Ms. Doli was detained in Ouagadougou during the night of August 31 to September 1, accused of “treason” and “insulting” the head of state after publishing Facebook posts denouncing alleged human rights abuses by the junta. Her current whereabouts remain unknown, and the Burkina Faso Bar Association has demanded her immediate release.
According to the bar’s president, armed men claiming to be gendarmes forcibly entered the lawyer’s residence before taking her away. Prosecutors allege that her online posts constituted criminal offenses, citing her criticism of the regime and her open letter to Russian President Vladimir Putin, in which she urged Moscow to intervene for the release of what she described as “unjustly imprisoned” detainees.
The case has intensified scrutiny of the junta’s crackdown on dissent since Captain Traoré seized power in September 2022. Lawyers, journalists, civil society activists, and even members of the military have faced arrest, abduction, or intimidation for voicing criticism.
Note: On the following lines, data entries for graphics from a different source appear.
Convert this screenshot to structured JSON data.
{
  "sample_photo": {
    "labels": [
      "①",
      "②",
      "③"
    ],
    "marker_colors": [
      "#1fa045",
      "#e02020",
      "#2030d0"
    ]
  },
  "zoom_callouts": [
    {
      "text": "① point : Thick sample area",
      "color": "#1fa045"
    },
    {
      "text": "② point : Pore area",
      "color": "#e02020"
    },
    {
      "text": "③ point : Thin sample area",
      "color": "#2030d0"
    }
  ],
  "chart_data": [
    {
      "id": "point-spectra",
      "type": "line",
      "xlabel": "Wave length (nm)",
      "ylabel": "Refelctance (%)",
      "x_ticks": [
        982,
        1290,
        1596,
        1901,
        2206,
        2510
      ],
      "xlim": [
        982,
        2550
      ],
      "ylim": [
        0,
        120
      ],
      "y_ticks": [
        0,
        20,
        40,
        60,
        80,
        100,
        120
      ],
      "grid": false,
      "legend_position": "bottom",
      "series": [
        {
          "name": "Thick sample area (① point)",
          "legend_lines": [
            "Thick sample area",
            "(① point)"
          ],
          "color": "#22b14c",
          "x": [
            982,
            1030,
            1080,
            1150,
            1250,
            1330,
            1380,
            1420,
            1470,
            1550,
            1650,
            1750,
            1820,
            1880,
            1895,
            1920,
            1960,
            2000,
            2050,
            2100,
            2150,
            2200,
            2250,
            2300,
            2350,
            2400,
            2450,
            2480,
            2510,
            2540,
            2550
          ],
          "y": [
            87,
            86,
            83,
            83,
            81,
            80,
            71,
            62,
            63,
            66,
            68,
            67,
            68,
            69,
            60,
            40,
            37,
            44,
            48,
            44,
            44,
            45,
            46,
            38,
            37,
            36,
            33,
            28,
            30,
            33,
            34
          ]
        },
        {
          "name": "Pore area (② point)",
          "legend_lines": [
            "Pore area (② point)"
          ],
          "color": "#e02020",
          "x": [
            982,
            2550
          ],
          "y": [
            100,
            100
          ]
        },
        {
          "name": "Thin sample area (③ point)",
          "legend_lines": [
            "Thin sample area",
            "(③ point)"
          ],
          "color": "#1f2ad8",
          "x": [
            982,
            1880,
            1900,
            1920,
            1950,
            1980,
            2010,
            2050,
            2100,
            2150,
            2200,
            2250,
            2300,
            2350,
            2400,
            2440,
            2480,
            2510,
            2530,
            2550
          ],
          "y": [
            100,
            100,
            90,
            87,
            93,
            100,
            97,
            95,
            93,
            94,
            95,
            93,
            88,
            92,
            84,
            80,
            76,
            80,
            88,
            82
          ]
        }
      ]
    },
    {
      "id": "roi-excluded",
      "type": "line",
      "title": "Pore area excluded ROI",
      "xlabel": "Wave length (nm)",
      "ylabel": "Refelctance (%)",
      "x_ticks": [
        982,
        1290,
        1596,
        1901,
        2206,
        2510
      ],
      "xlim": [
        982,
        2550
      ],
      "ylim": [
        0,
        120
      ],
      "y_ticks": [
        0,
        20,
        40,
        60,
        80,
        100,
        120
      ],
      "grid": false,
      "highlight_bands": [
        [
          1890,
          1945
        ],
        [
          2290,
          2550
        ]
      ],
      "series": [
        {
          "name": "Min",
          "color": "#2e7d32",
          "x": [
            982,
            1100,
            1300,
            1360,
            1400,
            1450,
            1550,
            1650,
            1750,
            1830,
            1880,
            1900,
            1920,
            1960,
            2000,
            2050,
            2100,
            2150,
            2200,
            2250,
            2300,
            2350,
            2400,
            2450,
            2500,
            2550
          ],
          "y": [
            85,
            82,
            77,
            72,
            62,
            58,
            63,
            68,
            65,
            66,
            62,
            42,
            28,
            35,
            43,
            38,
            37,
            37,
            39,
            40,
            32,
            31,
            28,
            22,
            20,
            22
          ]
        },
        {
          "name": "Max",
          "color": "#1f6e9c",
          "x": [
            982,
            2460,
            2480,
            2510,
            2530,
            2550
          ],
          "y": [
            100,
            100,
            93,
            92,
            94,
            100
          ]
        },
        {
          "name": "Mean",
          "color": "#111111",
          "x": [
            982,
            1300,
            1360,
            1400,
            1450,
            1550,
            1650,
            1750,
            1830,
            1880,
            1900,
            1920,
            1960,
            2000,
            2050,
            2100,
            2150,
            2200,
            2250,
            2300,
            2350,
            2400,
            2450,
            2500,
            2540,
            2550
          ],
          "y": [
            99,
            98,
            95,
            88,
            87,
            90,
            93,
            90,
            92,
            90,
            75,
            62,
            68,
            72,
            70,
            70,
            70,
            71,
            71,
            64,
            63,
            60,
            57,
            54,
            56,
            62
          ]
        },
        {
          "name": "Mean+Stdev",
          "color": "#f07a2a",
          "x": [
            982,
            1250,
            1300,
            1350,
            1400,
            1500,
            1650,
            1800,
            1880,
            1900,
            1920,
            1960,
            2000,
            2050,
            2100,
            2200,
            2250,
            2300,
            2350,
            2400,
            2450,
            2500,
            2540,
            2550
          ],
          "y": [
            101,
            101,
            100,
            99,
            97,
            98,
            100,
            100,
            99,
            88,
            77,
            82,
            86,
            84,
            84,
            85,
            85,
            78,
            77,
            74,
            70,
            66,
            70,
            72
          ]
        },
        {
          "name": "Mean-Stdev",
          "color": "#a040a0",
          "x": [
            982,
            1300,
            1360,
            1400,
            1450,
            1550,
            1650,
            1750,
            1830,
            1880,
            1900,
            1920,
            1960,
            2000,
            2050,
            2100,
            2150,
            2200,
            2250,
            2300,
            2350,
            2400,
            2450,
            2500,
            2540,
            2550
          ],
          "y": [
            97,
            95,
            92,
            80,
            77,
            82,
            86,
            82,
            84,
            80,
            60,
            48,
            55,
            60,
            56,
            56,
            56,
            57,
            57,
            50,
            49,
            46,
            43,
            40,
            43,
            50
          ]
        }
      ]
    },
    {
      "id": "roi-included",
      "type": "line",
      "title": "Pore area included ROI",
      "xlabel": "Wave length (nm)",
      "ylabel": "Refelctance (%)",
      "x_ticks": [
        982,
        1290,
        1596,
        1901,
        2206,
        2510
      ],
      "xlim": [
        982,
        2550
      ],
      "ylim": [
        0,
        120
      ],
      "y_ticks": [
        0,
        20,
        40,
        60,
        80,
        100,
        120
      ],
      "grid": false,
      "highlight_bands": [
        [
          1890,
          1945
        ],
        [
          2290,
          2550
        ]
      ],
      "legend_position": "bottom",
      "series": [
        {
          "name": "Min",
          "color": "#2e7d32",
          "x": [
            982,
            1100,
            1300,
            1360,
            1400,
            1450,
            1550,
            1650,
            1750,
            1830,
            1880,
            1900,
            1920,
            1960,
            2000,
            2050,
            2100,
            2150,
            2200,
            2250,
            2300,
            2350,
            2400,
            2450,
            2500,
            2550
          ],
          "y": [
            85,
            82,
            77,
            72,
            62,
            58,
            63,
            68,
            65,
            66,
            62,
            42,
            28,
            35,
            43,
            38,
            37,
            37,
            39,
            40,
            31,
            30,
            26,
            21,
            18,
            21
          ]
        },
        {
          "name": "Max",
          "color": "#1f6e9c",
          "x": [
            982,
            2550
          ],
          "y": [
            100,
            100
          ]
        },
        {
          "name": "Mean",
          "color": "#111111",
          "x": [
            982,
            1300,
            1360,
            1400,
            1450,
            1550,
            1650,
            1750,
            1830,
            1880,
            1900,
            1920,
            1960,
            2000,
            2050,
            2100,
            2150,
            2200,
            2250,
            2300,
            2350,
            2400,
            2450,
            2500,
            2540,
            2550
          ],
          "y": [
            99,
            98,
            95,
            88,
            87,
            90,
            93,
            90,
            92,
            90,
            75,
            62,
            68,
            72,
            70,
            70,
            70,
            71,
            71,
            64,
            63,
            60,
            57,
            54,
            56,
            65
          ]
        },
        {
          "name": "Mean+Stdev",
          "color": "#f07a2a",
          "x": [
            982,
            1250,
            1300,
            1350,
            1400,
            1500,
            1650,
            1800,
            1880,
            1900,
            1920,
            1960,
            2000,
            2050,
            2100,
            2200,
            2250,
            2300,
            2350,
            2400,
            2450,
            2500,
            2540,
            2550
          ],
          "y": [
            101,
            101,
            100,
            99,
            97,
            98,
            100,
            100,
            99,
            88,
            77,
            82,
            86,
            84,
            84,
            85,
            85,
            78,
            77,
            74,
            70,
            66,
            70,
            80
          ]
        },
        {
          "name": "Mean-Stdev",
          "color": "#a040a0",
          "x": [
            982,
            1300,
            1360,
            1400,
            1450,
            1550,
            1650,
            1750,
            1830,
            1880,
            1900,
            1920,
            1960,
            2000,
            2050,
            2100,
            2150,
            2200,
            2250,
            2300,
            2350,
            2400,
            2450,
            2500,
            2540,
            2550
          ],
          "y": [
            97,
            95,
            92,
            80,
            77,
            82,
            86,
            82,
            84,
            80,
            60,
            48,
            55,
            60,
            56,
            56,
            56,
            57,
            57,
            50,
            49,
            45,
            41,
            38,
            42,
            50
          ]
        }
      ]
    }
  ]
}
While the government promotes its rule as a “sovereignist revolution,” it has openly acknowledged that Burkina Faso “is not a democracy.”
This stance, coupled with ongoing restrictions on civic freedoms, has raised alarms among human rights groups both domestically and internationally.
Burkina Faso remains locked in a decade-long battle against jihadist insurgencies that have destabilized large parts of the country and displaced millions. Critics warn that the arrest of Ms. Doli reflects a broader erosion of fundamental freedoms in the name of national security, leaving the country’s fragile civic space under mounting pressure.